When building mobile apps with Capacitor, storing tokens and secrets securely is critical. localStorage is unsafe, and even secure HTTPS-only cookies are not always reliable, as they are not persisted across app reloads or terminations (if you use CapacitorCookies).

Most developers use secure storage solutions that utilise the system’s secure storage. One common option is Capacitor Secure Storage.

If you’re debugging or releasing an app that suddenly breaks because of stuck secure storage data, here are ways to fix and prevent it.

Cover

The Problem: Why iOS is Different

During development, some values can be mistakenly added or removed in the app. On Android, the solution is straightforward - clear app data and reopen the app. All stored data will be cleared.

How iOS Secure Storage Really Works

On iOS, the situation is much more complex. Since the secure storage plugin uses Apple Keychain underneath, you cannot delete the app’s Keychain data outside the app unless you have a jailbroken device (which is strongly not recommended). Even worse, if you have iCloud Keychain enabled, the data can persist even after a full device erasure.

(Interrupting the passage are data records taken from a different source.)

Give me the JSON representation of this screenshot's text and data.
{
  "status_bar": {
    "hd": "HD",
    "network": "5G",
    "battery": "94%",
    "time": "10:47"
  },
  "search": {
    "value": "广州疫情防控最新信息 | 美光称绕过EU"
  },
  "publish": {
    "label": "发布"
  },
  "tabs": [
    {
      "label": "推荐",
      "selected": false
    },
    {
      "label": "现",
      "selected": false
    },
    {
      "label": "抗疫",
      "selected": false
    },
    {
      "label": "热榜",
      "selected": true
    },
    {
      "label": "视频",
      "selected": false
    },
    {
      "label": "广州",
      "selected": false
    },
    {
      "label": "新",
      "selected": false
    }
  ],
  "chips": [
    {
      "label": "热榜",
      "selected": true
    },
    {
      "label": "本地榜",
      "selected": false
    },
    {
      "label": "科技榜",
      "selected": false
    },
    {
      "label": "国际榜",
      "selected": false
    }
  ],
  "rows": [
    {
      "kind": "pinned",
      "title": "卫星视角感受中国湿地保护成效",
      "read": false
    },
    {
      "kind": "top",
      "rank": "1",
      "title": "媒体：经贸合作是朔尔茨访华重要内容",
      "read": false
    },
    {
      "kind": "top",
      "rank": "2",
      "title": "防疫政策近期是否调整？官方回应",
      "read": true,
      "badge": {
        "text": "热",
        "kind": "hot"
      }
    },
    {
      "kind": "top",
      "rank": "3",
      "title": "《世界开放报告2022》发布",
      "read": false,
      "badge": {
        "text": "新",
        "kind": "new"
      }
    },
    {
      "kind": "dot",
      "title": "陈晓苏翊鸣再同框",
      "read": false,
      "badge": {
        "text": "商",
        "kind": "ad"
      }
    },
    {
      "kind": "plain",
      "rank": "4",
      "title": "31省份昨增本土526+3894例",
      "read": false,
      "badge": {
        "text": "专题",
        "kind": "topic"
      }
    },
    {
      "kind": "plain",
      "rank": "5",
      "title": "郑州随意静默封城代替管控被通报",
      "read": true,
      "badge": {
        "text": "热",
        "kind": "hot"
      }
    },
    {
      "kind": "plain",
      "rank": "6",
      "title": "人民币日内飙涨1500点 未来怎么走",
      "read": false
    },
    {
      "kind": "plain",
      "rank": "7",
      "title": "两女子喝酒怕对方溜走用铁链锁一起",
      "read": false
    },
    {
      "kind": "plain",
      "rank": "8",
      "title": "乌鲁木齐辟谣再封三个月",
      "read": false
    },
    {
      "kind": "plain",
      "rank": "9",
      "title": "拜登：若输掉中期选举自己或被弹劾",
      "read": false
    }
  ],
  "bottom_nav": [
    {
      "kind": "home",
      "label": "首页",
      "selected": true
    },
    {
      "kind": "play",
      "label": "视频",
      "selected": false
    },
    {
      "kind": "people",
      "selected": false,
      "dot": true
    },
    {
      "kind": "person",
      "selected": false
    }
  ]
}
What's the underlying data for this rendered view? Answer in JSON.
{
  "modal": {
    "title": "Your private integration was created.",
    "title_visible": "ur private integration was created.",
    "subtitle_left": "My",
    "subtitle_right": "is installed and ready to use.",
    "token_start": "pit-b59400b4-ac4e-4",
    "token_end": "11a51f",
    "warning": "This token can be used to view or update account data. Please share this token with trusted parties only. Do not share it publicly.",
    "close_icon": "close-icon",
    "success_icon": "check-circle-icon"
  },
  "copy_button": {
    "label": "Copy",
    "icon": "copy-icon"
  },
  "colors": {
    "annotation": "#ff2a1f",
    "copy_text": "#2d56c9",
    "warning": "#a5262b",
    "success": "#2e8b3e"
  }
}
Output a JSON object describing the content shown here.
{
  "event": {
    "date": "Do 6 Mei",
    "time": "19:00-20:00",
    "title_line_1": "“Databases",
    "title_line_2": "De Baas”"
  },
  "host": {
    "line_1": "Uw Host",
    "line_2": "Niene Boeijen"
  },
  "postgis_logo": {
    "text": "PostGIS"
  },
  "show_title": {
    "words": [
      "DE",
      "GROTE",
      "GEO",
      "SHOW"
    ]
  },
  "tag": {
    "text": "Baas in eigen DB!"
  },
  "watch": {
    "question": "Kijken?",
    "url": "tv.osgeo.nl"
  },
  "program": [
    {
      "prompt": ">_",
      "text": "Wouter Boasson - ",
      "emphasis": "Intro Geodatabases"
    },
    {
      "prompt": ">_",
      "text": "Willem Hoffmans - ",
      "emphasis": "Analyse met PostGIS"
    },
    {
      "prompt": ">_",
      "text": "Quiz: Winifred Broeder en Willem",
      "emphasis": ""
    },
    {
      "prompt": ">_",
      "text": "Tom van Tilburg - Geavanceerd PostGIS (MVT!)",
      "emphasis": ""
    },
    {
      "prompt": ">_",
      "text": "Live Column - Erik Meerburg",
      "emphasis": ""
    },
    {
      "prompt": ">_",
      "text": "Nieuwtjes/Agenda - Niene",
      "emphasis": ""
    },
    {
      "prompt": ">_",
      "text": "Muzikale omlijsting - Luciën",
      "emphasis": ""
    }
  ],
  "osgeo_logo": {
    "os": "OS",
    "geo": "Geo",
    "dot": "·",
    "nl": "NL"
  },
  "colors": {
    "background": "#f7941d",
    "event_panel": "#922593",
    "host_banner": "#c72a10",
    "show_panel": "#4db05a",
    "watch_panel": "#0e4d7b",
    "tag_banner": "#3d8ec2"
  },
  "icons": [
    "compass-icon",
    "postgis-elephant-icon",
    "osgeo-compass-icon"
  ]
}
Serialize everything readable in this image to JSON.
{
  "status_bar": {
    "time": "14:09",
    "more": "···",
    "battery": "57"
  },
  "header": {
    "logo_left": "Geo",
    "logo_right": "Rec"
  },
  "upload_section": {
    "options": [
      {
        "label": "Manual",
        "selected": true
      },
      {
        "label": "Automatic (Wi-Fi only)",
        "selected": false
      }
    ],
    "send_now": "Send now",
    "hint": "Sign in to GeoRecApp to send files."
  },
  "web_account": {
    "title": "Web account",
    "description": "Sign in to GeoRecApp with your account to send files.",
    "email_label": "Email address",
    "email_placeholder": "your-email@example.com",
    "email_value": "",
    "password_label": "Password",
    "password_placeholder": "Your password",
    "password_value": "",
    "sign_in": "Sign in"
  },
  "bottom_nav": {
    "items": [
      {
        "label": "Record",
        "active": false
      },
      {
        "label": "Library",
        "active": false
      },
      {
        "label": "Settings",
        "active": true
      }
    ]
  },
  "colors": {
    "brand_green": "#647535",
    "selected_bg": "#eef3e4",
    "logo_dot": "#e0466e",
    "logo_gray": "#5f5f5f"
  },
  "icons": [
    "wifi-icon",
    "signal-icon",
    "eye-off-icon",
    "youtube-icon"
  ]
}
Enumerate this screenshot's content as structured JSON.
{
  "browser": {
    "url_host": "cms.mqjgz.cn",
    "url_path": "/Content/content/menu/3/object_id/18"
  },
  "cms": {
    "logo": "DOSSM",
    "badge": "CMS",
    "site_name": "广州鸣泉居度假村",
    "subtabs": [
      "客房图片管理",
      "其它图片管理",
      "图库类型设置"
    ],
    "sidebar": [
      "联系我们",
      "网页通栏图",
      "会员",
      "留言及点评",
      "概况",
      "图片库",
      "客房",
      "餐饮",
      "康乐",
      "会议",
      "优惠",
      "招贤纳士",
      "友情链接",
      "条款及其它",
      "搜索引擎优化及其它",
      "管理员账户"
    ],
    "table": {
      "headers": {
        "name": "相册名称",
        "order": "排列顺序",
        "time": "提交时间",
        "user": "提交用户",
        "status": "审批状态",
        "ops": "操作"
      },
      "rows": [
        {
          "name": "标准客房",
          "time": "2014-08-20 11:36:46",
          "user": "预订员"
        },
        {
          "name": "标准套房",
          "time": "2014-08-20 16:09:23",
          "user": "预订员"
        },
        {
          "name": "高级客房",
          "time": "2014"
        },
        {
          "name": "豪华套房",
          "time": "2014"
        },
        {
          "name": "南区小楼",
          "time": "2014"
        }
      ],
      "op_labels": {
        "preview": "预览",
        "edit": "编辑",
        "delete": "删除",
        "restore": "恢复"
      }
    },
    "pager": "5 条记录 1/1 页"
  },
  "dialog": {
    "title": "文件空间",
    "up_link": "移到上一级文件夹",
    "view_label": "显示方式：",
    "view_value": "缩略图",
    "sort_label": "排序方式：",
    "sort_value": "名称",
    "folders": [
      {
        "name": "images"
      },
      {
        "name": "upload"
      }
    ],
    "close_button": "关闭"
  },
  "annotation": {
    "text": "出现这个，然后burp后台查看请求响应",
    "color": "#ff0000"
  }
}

Fortunately, this is not the case for the simulator, where you can always select Device -> Erase All Content and Settings....

On real devices, if a user ends up with corrupted secure storage, the app might be completely broken — and simply reinstalling won’t help.

Fixing It: Options for Developers

Update the app

Ship an app update that clears all data on load. This is the most reliable solution, but also the slowest. It fixes the problem permanently.

Quick Fix with Safari DevTools

If the app is inspectable with Safari (and you have access to the device from macOS), you can launch Safari DevTools’s console and access Secure Storage, as every plugin is accessible from window.Capacitor.Plugins.

In that case, you can trigger a manual wipe of secure storage and reload the app like this:

window.Capacitor.Plugins.SecureStoragePlugin.clear().then(() =>
  window.location.reload()
);

How to prevent such events?

Use @capacitor/preferences, which uses UserDefaults underneath, to create a flag hasLaunchedBefore. This checks if the app is launched for the first time since installation.

Detect the first launch after install so the app knows if it’s freshly installed. On first launch, clear the secure storage.

Note: If used in an already deployed app, this approach will:

  • Delete existing tokens (treating the app as fresh install)
  • In production, mitigate this by:
    • Shipping two updates (first add Preferences, then clear), or
    • Validating stored tokens with your backend before clearing
import { Preferences } from "@capacitor/preferences";
import { SecureStoragePlugin } from "capacitor-secure-storage-plugin";

/** Ensures corrupted tokens are cleared after fresh install. Can be launched only for iOS */
const onAppLaunch = async () => {
  const hasLaunchedBefore = await Preferences.get({ key: "hasLaunchedBefore" });
  if (hasLaunchedBefore.value !== "true") {
    // First launch after install
    await SecureStoragePlugin.clear();
    Preferences.set({ key: "hasLaunchedBefore", value: "true" });
  }
};

Why use @capacitor/preferences instead of localStorage?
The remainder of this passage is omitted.